TRUMP RENEWS ATTACKS AGAINST U.S. JUSTICE SYSTEM
President berates ‘dirty cops’ within law enforcement
WASHINGTON
President Donald Trump once again berated the “dirty cops” of the law enforcement establishment Thursday, accusing the Justice Department of going after his friends but not his enemies in an outburst that flouted Attorney General William Barr’s pleas to stop publicly intervening in prosecutions where he had a personal interest.
Speaking out hours after his friend Roger Stone was sentenced to more than three years in prison for lying to protect the president, Trump belittled the case and hinted broadly that he would use his clemency power to spare Stone if a judge did not agree to a retrial sought by defense lawyers.
In essentially dangling a pardon or a commutation for a friend, Trump confronted Barr with a choice about how to respond after he declared last week that the president’s attacks on the criminal justice system were making his job “impossible.”
“A lot of bad things are happening, and we’re cleaning it out,” Trump said of law enforcement at a Las Vegas event for former convicts re-entering society. “We’re cleaning the swamp.
We’re draining the swamp. I just never knew how deep the swamp was.”
He added: “We had a lot of dirty cops. FBI is phenomenal. I love the people in the FBI. But the people at the top were dirty cops.”
Barr last week reversed the Justice Department’s original request, in line with federal guidelines, for a term of seven to nine years for Stone, leading four career prosecutors to quit the case and one to resign from the department altogether.
But even as he agreed with Trump that the sentencing recommendation was excessive, he went on ABC News to publicly ask the president to stop commenting because “I cannot do my job here at the department with a constant background commentary that undercuts me.”
Trump later agreed that he was making Barr’s job harder but indicated he would not stay quiet.
While Trump again erupted Thursday, some in Barr’s camp took solace in the fact that the president did not directly attack the judge in the case, Amy Berman Jackson, the prosecutors or the sentence itself and that he said he admired the FBI rank and file, even though he continued to target its current and former leadership.
Barr has come to recognize that he may never be able to keep Trump quiet altogether and so in parsing the president’s latest comments, the attorney general and his team chose to see them as progress and an opportunity to work out their differences without further public exchange.
Barr, who has suggested to associates that he may have to resign if the president keeps tweeting about individual prosecutions, stayed silent after Trump’s remarks, and the department declined to comment.
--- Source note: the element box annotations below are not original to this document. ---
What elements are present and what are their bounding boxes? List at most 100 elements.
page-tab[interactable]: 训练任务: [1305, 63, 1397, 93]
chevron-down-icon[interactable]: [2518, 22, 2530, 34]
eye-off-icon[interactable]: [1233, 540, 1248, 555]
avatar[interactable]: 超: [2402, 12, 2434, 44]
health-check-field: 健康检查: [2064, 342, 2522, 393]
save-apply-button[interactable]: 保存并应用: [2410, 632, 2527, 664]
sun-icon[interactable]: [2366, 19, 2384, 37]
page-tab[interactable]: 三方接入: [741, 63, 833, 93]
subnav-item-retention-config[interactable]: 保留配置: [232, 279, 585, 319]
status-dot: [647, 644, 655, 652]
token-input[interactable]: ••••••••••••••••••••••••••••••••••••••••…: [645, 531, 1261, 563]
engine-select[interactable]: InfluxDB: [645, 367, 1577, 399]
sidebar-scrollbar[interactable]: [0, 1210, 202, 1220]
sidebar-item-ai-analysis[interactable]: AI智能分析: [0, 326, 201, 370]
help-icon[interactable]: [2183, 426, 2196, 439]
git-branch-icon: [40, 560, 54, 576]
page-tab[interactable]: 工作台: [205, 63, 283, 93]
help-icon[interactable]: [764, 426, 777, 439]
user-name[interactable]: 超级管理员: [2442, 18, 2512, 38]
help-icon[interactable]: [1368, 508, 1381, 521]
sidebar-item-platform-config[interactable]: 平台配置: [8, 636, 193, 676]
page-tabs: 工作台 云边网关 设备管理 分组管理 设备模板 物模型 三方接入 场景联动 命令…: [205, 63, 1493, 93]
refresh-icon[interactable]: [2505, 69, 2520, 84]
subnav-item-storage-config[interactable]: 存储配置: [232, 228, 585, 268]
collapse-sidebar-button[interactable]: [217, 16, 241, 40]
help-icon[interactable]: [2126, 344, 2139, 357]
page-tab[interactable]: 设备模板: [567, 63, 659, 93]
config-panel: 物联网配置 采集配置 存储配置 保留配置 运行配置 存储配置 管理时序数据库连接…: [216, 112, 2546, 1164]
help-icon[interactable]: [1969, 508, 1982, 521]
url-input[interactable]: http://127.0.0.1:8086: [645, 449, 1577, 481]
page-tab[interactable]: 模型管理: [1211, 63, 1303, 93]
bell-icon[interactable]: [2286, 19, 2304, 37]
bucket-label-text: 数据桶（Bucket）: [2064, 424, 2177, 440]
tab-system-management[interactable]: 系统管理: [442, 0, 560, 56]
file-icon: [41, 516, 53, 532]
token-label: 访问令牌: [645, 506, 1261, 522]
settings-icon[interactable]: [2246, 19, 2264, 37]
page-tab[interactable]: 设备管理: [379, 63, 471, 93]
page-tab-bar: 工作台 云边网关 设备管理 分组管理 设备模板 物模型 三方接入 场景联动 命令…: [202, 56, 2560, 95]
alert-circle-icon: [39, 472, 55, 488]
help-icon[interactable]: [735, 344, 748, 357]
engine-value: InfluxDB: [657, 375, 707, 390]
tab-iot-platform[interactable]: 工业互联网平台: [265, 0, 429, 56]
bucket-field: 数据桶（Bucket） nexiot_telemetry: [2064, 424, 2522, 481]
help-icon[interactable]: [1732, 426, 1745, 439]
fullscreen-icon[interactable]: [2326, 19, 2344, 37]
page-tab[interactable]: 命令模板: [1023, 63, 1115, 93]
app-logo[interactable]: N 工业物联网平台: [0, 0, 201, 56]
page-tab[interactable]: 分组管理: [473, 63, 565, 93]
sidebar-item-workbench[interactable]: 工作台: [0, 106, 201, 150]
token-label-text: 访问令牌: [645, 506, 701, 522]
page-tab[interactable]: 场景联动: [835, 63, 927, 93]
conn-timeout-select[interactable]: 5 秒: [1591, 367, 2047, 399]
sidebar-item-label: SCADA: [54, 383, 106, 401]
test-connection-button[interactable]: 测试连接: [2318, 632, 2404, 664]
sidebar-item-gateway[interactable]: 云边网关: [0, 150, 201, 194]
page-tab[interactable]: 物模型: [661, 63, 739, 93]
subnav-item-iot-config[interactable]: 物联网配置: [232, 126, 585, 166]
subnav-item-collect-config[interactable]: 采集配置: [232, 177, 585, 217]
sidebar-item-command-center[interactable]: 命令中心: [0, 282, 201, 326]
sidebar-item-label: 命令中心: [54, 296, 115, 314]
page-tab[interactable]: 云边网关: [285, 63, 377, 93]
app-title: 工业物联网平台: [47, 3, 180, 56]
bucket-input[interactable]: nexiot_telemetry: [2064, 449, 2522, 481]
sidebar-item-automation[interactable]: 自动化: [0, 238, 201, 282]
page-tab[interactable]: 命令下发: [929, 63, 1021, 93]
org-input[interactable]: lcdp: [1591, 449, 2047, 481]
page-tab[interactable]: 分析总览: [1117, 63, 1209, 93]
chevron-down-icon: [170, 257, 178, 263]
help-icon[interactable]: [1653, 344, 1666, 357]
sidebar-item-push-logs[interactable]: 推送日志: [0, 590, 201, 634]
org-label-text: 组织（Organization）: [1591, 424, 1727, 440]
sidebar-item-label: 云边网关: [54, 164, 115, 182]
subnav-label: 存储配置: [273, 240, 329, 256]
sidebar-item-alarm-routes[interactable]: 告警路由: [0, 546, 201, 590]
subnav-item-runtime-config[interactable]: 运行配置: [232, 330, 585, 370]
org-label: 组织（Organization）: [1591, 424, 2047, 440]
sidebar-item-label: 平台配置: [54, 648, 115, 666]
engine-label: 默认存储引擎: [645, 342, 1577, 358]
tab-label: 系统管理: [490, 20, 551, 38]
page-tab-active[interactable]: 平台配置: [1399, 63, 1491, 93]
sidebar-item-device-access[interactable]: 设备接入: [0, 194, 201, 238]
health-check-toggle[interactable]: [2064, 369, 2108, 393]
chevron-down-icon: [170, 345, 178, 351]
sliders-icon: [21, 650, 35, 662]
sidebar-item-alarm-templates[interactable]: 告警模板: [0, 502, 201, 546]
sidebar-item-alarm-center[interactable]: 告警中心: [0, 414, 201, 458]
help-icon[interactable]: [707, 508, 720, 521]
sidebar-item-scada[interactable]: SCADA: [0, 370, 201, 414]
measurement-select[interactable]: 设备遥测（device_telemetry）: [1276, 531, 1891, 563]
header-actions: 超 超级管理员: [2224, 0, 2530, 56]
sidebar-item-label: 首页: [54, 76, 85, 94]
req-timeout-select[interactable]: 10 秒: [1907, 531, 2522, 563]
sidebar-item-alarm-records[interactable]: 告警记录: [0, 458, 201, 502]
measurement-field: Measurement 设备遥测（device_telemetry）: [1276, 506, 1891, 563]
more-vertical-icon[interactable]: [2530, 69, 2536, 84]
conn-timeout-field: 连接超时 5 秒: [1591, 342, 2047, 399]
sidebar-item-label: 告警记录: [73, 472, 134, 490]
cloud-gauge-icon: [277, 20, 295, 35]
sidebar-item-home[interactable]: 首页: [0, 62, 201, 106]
Over the last week, some of Trump’s closest Republican allies in Congress, including Sen. Lindsey Graham of South Carolina, and some of the president’s favorite Fox News commentators have been trying to smooth over the rift by vouching for Barr and urging the president to let the legal process play out, according to people familiar with the matter.
After the judge sentenced Stone on Thursday, Graham noted on Twitter that the term was “on the lower end” and emphasized that a president could always grant clemency. He urged that there be no undue interference in legal cases — without quite saying whom he was addressing.
Baker writes for The New York Times.